Brytyjski rząd pisze listy z prośbą o powrót do ciężarówek – zmień pracę, wróć do jazdy

Jeśli ktoś jeszcze nie wierzył w desperację brytyjskiego rządu, oto mamy przed sobą bardzo wymowny dowód. To jeden z wielu tysięcy listów, które 27 września masowo zostały rozesłane przez brytyjskie ministerstwo transportu.

Listy skierowano do wszystkich posiadaczy prawa jazdy kategorii C lub C+E, którzy mieszkają akurat w Wielkiej Brytanii. Nie zważano przy tym na wykonywany zawód, pisząc zarówno do aktywnych kierowców, jak i na osób posiadających zupełnie inną pracę, a nawet pozbawionych ważnego świadectwa kwalifikacji zawodowej. Przekaz tekstu jest bowiem taki, by porzucić inne zajęcia i wziąć się za transport.

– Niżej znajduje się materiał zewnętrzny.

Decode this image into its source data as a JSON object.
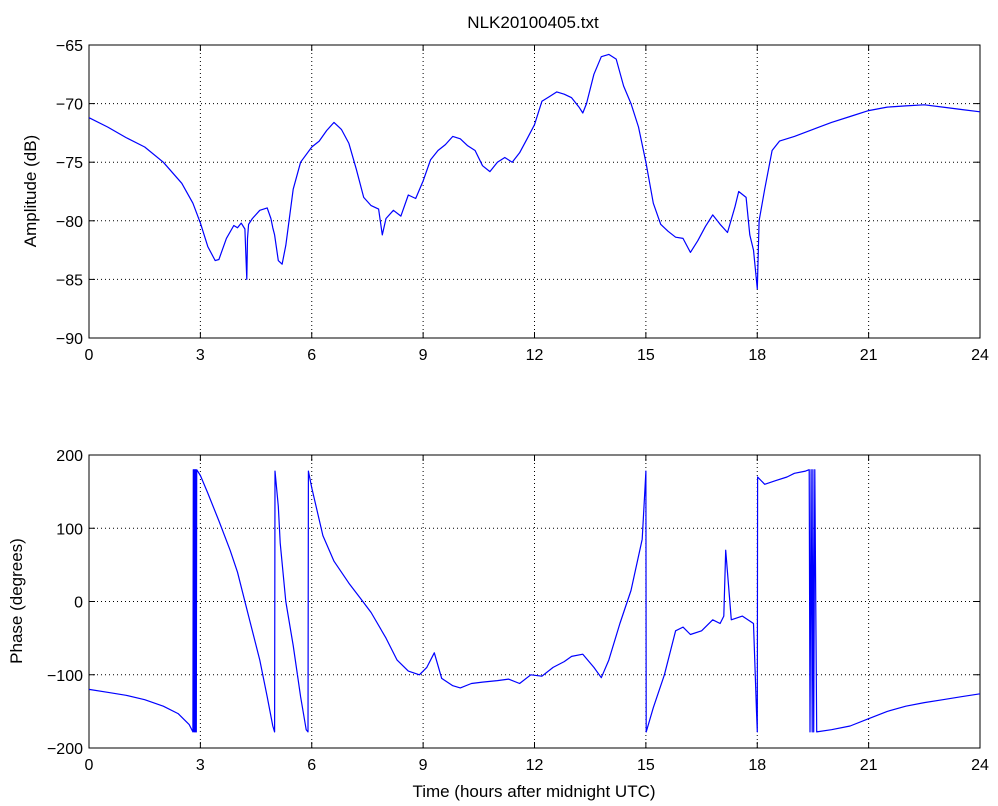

Jeśli ktoś już jest kierowcą, ministerstwo bardzo dziękuję za wykonywanie codziennej pracy, za przetrwanie w niej okresu pandemii i za odegranie „niesamowicie istotnej roli” w utrzymaniu łańcuchów dostaw. Jeśli natomiast ktoś pracuje w innym sektorze, ministerstwo dosłownie prosi o rozważenie powrotu za kierownicę. Pada przy tym stwierdzenie, że „twoje cenne umiejętności i doświadczenie nigdy jeszcze nie były pożądane tak bardzo jak teraz”.

Wśród zachęt ministerstwo wymienia „fantastyczne możliwości zatrudnienia”, a także „poprawiające się warunki pracy i wynagrodzenia w całym sektorze”. Pada też obietnica elastycznych godzin pracy i łatwego odnowienia uprawnień. Prowadzenie ciężarówek określa się natomiast „potencjalnym punktem wyjściowym do znacznie szerszego spektrum zawodów”.

Pełna treść powyżej, na zdjęciu nadesłanym przez Czytelnika Andrzeja. Sam Andrzej posiada prawo jazdy kategorii C+E i aktywnie wykonuje zawód kierowcy w Szkocji.